Qualifikationssäule
Als Fachkraft gilt, wer einen im Herkunftsland staatlich anerkannten mindestens zweijährigen Hochschul- oder Berufsabschluss hat. Der Abschluss muss in Deutschland als gleichwertig anerkannt werden. Die Fachkraft kann damit ab November 2023 jede qualifizierte Tätigkeit ausüben. Sprachkenntnisse werden nicht verlangt. Bei Vorliegen aller Voraussetzungen besteht ein Anspruch auf Erteilung einer Aufenthaltsgenehmigung.
Hat eine Fachkraft bei erstmaliger Erteilung einer Aufenthaltsgenehmigung das 45. Lebensjahr vollendet, muss das Gehalt mindestens 55% der jährlichen Beitragsbemessungsgrenze in der Rentenversicherung betragen (2023: rund 48.000 Euro). Die Aufenthaltsgenehmigung wird für die Dauer des Arbeitsvertrages zzgl. drei Monate (max. vier Jahre) erteilt.
Hochschulabsolventen aus Drittstaaten können die Blaue Karte EU erhalten, wenn sie einen Arbeitsvertrag oder eine verbindliche Stellenzusage haben (diese muss ihrer Qualifikation angemessen sein). Hier gilt ab November 2023 ein Mindestgehalt von 45,3% der jährlichen Beitragsbemessungsgrenze in der Rentenversicherung (im Jahr 2023: rund 40.000 Euro) für Engpassberufe und Berufsanfängerinnen sowie 50% (im Jahr 2023: rund 43.800 Euro) für alle anderen Berufe. Die Liste der Engpassberufe wird erweitert. IT-Fachkräfte können ohne anerkannten Abschluss die Blaue Karte erhalten, sofern sie über drei Jahre einschlägige Berufserfahrung verfügen. Für sie gilt ebenfalls die niedrigere Mindestgehaltsschwelle für Engpassberufe.

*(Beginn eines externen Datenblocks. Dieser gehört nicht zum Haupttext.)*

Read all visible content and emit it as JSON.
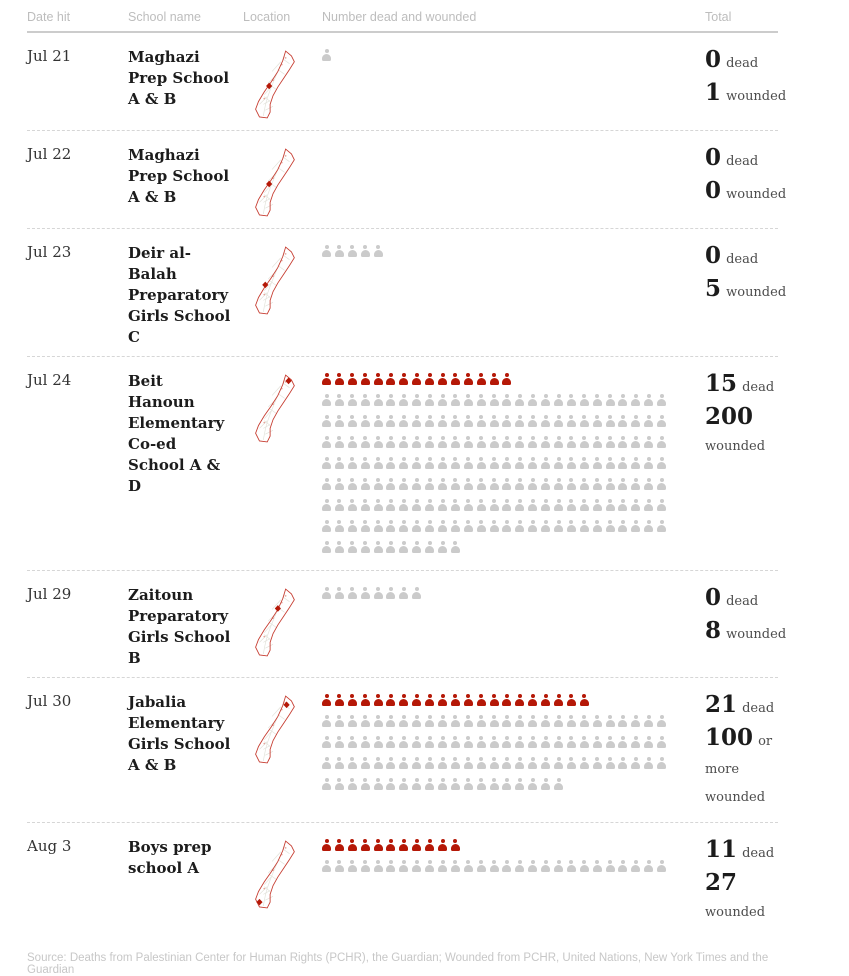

Ein tertiärer Bildungsabschluss mit mindestens drei Jahren Ausbildungsdauer (Stufe 6 des Europäischen Qualifikationsrahmens, z. B. Bachelor oder Meister) berechtigt ebenfalls zum Erhalt einer Blauen Karte.
Erteilt wird die Blaue Karte für eine Dauer von vier Jahren oder, wenn kürzer, die Dauer des Arbeitsvertrages (mindestens sechs Monate) plus drei Monate. Aus Staaten, mit denen Visafreiheit besteht, kann die Fachkraft ohne Visum einreisen und die Blaue Karte bei der zuständigen Ausländerbehörde beantragen.
Inhaber einer Blauen Karte , die ein anderer EU-Mitgliedstaat ausgestellt hat, können für eine geschäftliche Tätigkeit nach Deutschland einreisen: Für einen Aufenthalt bis max. 90 Tage ist weder ein Visum noch eine Arbeitserlaubnis der BA erforderlich. Nach einem Mindestaufenthalt von zwölf Monaten mit der Blauen Karte in einem anderen EU-Staat ist der langfristige Umzug nach Deutschland ohne Visum möglich. Eine deutsche Blaue Karte muss nach der Einreise bei der Ausländerbehörde beantragt werden.
Ab März 2024 können Fachkräfte zur Anerkennung ihrer ausländischen Berufsqualifikation (Anerkennungspartnerschaft) einreisen. Voraussetzung ist, dass ihr Abschluss im Herkunftsland anerkannt wird und die Ausbildung mindestens zwei Jahre gedauert hat. Sie müssen außerdem über hinreichende deutsche Sprachkenntnisse (A2-Niveau) verfügen. Sie dürfen für die Dauer des Verfahrens eine Beschäftigung von bis zu 20 Stunden pro Woche als Fachkraft ausüben.
Bei teilweiser Gleichwertigkeit ihrer Berufsqualifikation können Fachkräfte eine Aufenthaltsgenehmigung für eine Dauer von 24 Monaten für Qualifizierungs-/Anpassungsmaßnahmen erhalten (Verlängerung bis max. 36 Monate). Einen Qualifizierungsplan müssen sie erst nach Einreise erstellen. Sie müssen über hinreichende Sprachkenntnisse (A2) verfügen und dürfen eine Nebenbeschäftigung von 20 Stunden pro Woche ausüben.
Ebenfalls ab März 2024 wird die Einreise zur Durchführung einer Qualifikationsanalyse möglich sein. Erforderlich sind hierfür hinreichende Deutschkenntnisse (A2). Erteilt wird das Visum für bis zu sechs Monate. Wenn die zuständige Stelle notwendige Qualifizierungsmaßnahmen feststellt, kann eine entsprechende Aufenthaltsgenehmigung (ggf. mit begleitender qualifizierter Beschäftigung) erteilt werden.